Como está claro que ninguna mujer aborta por gusto, ayudar a las madres con problemas ante su embarazo y dejar nacer a quienes no son culpables de nada, sí que debiera considerarse una política progresista, sobre todo respecto al progreso de tantos inocentes que acaban sus días en el cubo de basura de los hospitales, o reciclados, terrible sarcasmo, en sofisticados productos de belleza. Hay quienes piensan, desgraciadamente cada vez son más, que la cuestión del aborto es un tributo al que debemos acostumbrarnos; que si bien no es algo bonito, en el fondo afecta únicamente a la embarazada y a nadie más; que mientras la sangre no salpique y no se vea, que cada una haga de su capa un sayo y de su útero un féretro; que con la que está cayendo y con un mundo casi en pie de guerra, no hay tiempo para detenerse en nimiedades que sólo afectan a la embarazada y a su entorno o contorno abdominal. Pero el tema del aborto no es ningún asunto menor, porque se trata del derecho a la vida del ser más débil, y como nos recordaba la Madre Teresa de Calcuta: «El aborto desencadena el odio y se ha convertido en el mayor destructor del amor y de la paz, pues si una madre puede matar a su propio hijo, nadie podrá impedir que nos matemos unos a otros. Cada aborto es un doble asesinato: destruye al niño no nacido y mata la conciencia de la madre… El niño aún por nacer es el más pobre entre los pobres».

Conocida es la pregunta y conocida, la respuesta: «¿Cómo se oculta un elefante en la Quinta Avenida de Nueva York?
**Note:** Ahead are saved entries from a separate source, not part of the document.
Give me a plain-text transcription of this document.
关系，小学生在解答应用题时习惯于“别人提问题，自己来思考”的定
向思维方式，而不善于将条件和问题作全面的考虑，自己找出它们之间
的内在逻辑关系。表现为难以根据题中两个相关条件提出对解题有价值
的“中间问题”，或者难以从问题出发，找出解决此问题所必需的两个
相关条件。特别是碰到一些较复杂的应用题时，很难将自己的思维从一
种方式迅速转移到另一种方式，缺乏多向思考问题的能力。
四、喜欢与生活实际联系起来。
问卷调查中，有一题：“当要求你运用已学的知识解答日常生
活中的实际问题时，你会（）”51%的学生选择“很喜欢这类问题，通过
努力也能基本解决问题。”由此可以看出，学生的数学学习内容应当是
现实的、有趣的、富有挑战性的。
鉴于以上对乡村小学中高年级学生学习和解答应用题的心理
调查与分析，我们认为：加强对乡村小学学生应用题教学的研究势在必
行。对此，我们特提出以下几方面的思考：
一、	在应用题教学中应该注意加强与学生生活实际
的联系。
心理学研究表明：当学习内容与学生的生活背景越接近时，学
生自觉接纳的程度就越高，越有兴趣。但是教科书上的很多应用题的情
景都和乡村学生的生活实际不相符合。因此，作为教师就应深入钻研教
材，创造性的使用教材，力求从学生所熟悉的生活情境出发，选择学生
Llenando la Quinta Avenida de elefantes». El elefante del aborto camina hoy oculto entre tantos otros elefantes que nos salen desde todas las esquinas, pero con la elefantiásica diferencia de que mientras la aparición de los demás es objeto de encendidas manifestaciones de denuncia, alarmas y cautelas, el elefante asesino del aborto es el único que se pasea silencioso sin apenas despertar reprobación. Sus pasos quedan amortiguados por un mullido suelo de seres humanos no nacidos, y por la indiferencia de un mundo incapaz de escandalizarse ya por algo que no nos afecte a los bolsillos, a nuestra tranquilidad y seguridad personal, o al mercado del negro carburante que mueve nuestros vehículos y adormece nuestras conciencias.